Quantum gates between capacitively coupled double quantum dot two-spin qubits

TL;DR

This paper explores how to implement two-qubit controlled-NOT gates using spin states of electrons in double quantum dots, leveraging Coulomb interactions and electrical tuning for entanglement.

Contribution

It introduces a method for realizing entangling gates by tuning bias and tunneling within double quantum dot qubits, controlled via Coulomb interactions.

Findings

Entangling gates can be achieved through electrical biasing and tunneling tuning.

Gate operation is controlled by resonance between singlet states.

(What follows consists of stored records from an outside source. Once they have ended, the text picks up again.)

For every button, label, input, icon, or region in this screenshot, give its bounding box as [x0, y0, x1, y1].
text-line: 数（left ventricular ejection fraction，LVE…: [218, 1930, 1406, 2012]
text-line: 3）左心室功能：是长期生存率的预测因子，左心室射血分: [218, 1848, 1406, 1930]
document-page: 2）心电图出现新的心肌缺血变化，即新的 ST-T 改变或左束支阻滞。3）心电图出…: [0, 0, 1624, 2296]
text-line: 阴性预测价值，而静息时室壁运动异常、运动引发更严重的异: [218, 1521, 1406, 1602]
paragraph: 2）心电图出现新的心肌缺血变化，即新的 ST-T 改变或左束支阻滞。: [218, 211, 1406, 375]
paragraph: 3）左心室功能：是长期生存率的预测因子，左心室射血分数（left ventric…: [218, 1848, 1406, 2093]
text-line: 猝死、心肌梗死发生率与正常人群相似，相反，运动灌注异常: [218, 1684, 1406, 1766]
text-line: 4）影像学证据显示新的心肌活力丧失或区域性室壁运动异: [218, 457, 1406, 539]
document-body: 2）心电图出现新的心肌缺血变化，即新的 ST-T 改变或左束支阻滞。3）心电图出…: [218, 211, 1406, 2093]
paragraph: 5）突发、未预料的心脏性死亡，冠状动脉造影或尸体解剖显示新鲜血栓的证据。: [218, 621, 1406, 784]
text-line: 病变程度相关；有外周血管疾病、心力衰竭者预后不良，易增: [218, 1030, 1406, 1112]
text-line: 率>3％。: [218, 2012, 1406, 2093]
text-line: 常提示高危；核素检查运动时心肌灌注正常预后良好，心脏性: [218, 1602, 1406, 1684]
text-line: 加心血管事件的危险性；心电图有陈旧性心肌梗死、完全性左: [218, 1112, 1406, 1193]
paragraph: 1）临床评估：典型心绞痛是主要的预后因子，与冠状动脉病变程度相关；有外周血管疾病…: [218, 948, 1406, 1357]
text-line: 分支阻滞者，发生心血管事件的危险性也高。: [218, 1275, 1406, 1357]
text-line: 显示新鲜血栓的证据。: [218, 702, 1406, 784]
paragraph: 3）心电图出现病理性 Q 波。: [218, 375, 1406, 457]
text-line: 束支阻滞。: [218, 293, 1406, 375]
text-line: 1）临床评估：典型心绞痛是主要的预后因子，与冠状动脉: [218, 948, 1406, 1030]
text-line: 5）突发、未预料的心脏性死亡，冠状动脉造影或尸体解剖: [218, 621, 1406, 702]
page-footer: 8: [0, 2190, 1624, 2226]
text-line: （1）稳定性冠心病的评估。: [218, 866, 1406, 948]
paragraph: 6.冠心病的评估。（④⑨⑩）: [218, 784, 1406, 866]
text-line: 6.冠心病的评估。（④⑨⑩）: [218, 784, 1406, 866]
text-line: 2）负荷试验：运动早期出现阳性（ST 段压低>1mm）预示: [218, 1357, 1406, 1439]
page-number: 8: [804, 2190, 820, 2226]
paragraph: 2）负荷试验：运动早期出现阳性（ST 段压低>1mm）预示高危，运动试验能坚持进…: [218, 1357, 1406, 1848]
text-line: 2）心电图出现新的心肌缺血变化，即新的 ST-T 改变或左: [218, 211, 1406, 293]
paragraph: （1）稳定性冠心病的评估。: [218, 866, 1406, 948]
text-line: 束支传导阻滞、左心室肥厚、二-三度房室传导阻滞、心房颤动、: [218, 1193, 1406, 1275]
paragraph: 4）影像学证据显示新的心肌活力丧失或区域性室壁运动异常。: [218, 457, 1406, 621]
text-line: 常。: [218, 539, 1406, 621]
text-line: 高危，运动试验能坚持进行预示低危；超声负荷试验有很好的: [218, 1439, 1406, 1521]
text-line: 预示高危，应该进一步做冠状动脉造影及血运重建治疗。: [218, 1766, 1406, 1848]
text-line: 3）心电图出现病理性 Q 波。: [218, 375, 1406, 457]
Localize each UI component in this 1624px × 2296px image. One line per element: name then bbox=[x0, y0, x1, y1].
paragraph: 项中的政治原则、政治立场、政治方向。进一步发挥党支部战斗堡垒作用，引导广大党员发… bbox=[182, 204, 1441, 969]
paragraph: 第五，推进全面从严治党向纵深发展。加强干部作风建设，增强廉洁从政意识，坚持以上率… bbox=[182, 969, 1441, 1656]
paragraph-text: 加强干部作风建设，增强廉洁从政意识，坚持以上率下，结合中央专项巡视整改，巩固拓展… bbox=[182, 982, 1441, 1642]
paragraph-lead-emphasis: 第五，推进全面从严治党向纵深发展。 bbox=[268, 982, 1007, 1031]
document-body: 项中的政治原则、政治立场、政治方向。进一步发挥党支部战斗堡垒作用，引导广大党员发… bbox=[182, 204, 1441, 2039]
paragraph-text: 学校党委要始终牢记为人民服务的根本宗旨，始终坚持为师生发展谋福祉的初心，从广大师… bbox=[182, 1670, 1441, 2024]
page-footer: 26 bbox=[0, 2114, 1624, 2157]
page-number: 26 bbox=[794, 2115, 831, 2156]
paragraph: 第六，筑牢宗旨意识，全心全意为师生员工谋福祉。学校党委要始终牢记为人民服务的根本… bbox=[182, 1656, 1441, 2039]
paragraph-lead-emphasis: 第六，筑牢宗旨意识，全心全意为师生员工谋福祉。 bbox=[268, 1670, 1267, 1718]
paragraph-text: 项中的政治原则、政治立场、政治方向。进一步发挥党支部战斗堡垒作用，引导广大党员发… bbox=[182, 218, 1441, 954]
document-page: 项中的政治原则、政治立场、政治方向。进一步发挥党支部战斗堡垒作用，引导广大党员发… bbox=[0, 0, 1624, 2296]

Coulomb repulsion mediates the qubit interaction.

Abstract

We study the two-qubit controlled-not gate operating on qubits encoded in the spin state of a pair of electrons in a double quantum dot. We assume that the electrons can tunnel between the two quantum dots encoding a single qubit, while tunneling between the quantum dots that belong to different qubits is forbidden. Therefore, the two qubits interact exclusively through the direct Coulomb repulsion of the electrons. We find that entangling two-qubit gates can be performed by the electrical biasing of quantum dots and/or tuning of the tunneling matrix elements between the quantum dots within the qubits. The entangling interaction can be controlled by tuning the bias through the resonance between the singly-occupied and doubly-occupied singlet ground states of a double quantum dot.